Current Perspectives on the Molecular and Clinical Relationships between Primary Biliary Cholangitis and Hepatocellular Carcinoma

Abstract

Primary biliary cholangitis (PBC) is an autoimmune liver disease characterised by the immune-mediated destruction of small and medium intrahepatic bile ducts, with variable outcomes and progression. This review summarises the state of the art regarding the risk of neoplastic progression in PBC patients, with a particular focus on the molecular alterations present in PBC and in hepatocellular carcinoma (HCC), which is the most frequent liver cancer in these patients. Major risk factors are male gender, viral infections, e.g., HBV and HCV, non-response to UDCA, and high alcohol intake, as well as some metabolic-associated factors.
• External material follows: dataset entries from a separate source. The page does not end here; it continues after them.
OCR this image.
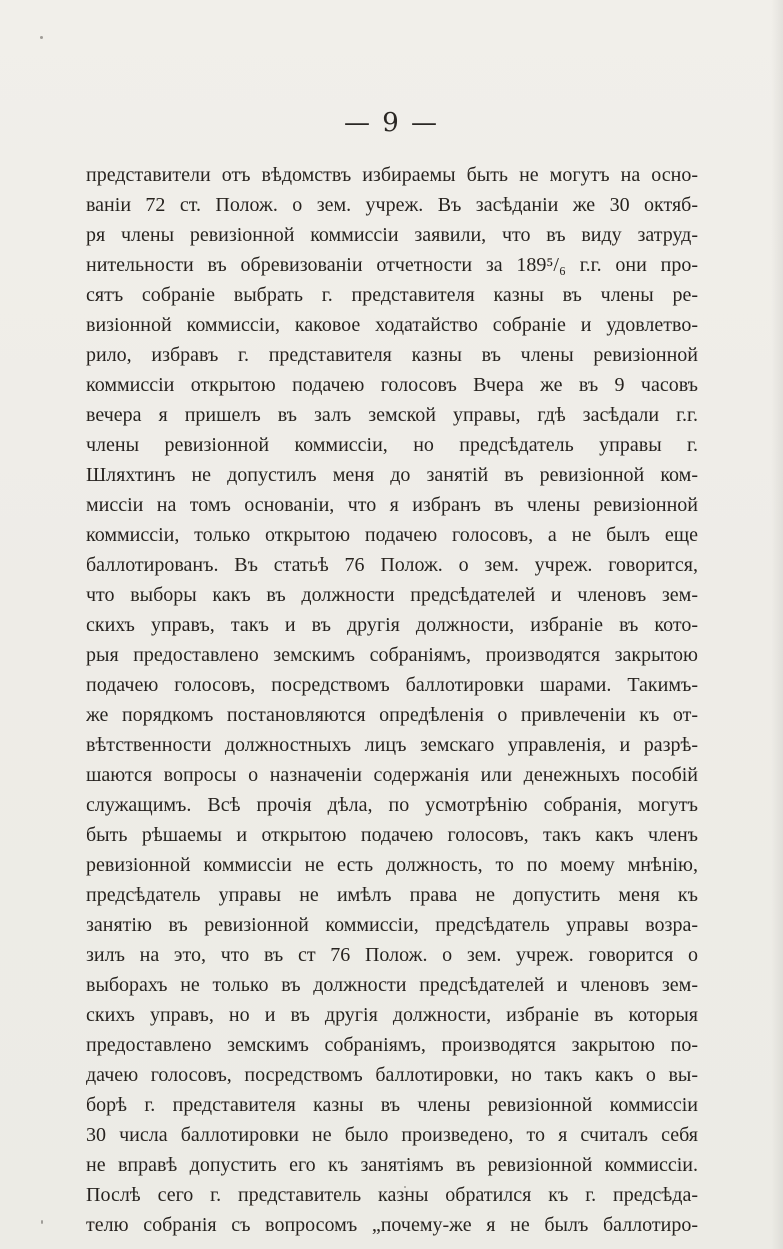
— 9 —
представители отъ вѣдомствъ избираемы быть не могутъ на осно-
ванiи 72 ст. Полож. о зем. учреж. Въ засѣданiи же 30 октяб-
ря члены ревизiонной коммиссiи заявили, что въ виду затруд-
нительности въ обревизованiи отчетности за 189⁵/₆ г.г. они про-
сятъ собранiе выбрать г. представителя казны въ члены ре-
визiонной коммиссiи, каковое ходатайство собранiе и удовлетво-
рило, избравъ г. представителя казны въ члены ревизiонной
коммиссiи открытою подачею голосовъ Вчера же въ 9 часовъ
вечера я пришелъ въ залъ земской управы, гдѣ засѣдали г.г.
члены ревизiонной коммиссiи, но предсѣдатель управы г.
Шляхтинъ не допустилъ меня до занятiй въ ревизiонной ком-
миссiи на томъ основанiи, что я избранъ въ члены ревизiонной
коммиссiи, только открытою подачею голосовъ, а не былъ еще
баллотированъ. Въ статьѣ 76 Полож. о зем. учреж. говорится,
что выборы какъ въ должности предсѣдателей и членовъ зем-
скихъ управъ, такъ и въ другiя должности, избранiе въ кото-
рыя предоставлено земскимъ собранiямъ, производятся закрытою
подачею голосовъ, посредствомъ баллотировки шарами. Такимъ-
же порядкомъ постановляются опредѣленiя о привлеченiи къ от-
вѣтственности должностныхъ лицъ земскаго управленiя, и разрѣ-
шаются вопросы о назначенiи содержанiя или денежныхъ пособiй
служащимъ. Всѣ прочiя дѣла, по усмотрѣнiю собранiя, могутъ
быть рѣшаемы и открытою подачею голосовъ, такъ какъ членъ
ревизiонной коммиссiи не есть должность, то по моему мнѣнiю,
предсѣдатель управы не имѣлъ права не допустить меня къ
занятiю въ ревизiонной коммиссiи, предсѣдатель управы возра-
зилъ на это, что въ ст 76 Полож. о зем. учреж. говорится о
выборахъ не только въ должности предсѣдателей и членовъ зем-
скихъ управъ, но и въ другiя должности, избранiе въ которыя
предоставлено земскимъ собранiямъ, производятся закрытою по-
дачею голосовъ, посредствомъ баллотировки, но такъ какъ о вы-
борѣ г. представителя казны въ члены ревизiонной коммиссiи
30 числа баллотировки не было произведено, то я считалъ себя
не вправѣ допустить его къ занятiямъ въ ревизiонной коммиссiи.
Послѣ сего г. представитель казны обратился къ г. предсѣда-
телю собранiя съ вопросомъ „почему-же я не былъ баллотиро-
Overall, HCC development is significantly more frequent in patients with advanced histological stages, being related to liver cirrhosis. It seems to be of fundamental importance to unravel eventual dysfunctional molecular pathways in PBC patients that may be used as biomarkers for HCC development. In the near future, this will possibly take advantage of artificial intelligence-designed algorithms.
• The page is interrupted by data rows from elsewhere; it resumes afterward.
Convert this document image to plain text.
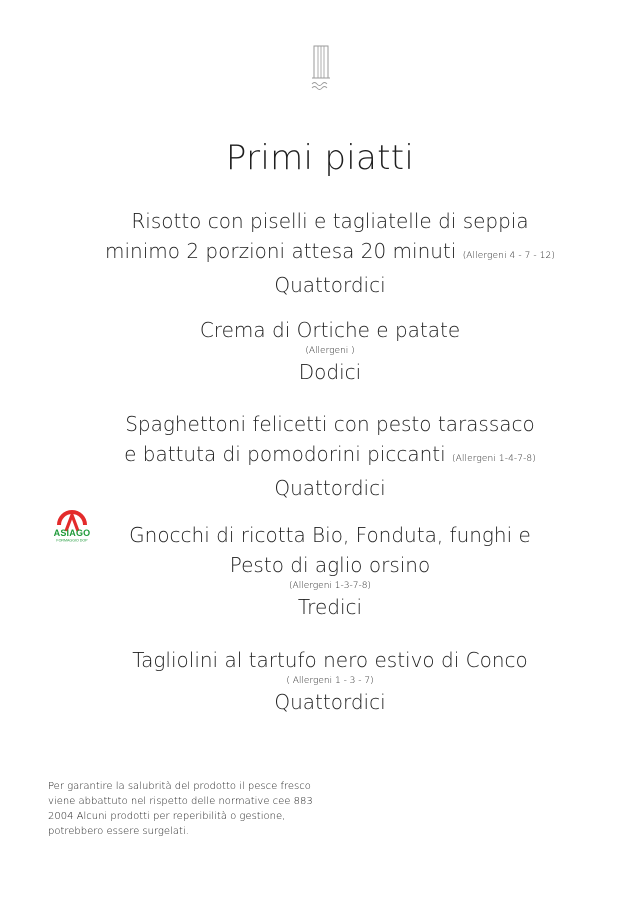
Primi piatti
Risotto con piselli e tagliatelle di seppia
minimo 2 porzioni attesa 20 minuti (Allergeni 4 - 7 - 12)
Quattordici
Crema di Ortiche e patate
(Allergeni )
Dodici
Spaghettoni felicetti con pesto tarassaco
e battuta di pomodorini piccanti (Allergeni 1-4-7-8)
Quattordici
ASIAGO
FORMAGGIO DOP	Gnocchi di ricotta Bio, Fonduta, funghi e
Pesto di aglio orsino
(Allergeni 1-3-7-8)
Tredici
Tagliolini al tartufo nero estivo di Conco
( Allergeni 1 - 3 - 7)
Quattordici
Per garantire la salubrità del prodotto il pesce fresco
viene abbattuto nel rispetto delle normative cee 883
2004 Alcuni prodotti per reperibilità o gestione,
potrebbero essere surgelati.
Keywords: HBV; HCC; HCV; PBC; UDCA; liver cancer; risk factors; sex difference.

Figure 1

Main mechanisms involved in HCC development in PBC patients. AMA autoreactive antibodies (anti-PDC-E2) trigger cholangiocytes, inducing apoptosis and dysregulation of both innate and adaptive immunity by recruiting immune cells. This leads to an increased release of cytokines, e.g., IL6, and increased ROS production. In hepatocytes, the inflammatory microenvironment activates protumoural molecular pathways, e.g., STAT3, NF-kB, NOTCH signalling. The increased level of intrahepatic BA activates FXR and further promotes HCC development. Other parenchymal cells, such as CAFs and protumoural macrophages, are also stimulated by cytokine release, helping with HCC development. PBC, primary biliary cholangitis; AMA, anti-mitochondrial autoantibody; ROS, reactive oxygen species; IL6, interleukin 6; FXR, Farnesoid X receptor; STAT3, signal transducer and activator of transcription 3; CAF, cancer-associated fibroblast; PDC-E2, pyruvate dehydrogenase complex. Created with BioRender.com.

Figure 2

Increased conversion of primary into secondary bile acids is affected by gut microbiota dysregulation in PBC patients. This alteration leads to leaky gut and alters hepatic immune cells, thereby reducing immunosurveillance and promoting tumourigenesis. BAs, bile acids; TLR4, toll-like receptor 4; CXCL16, Chemokine (C-X-C motif) ligand 16; NKT, natural killer T cells; TAM, tumour-associated macrophages. Created with BioRender.com.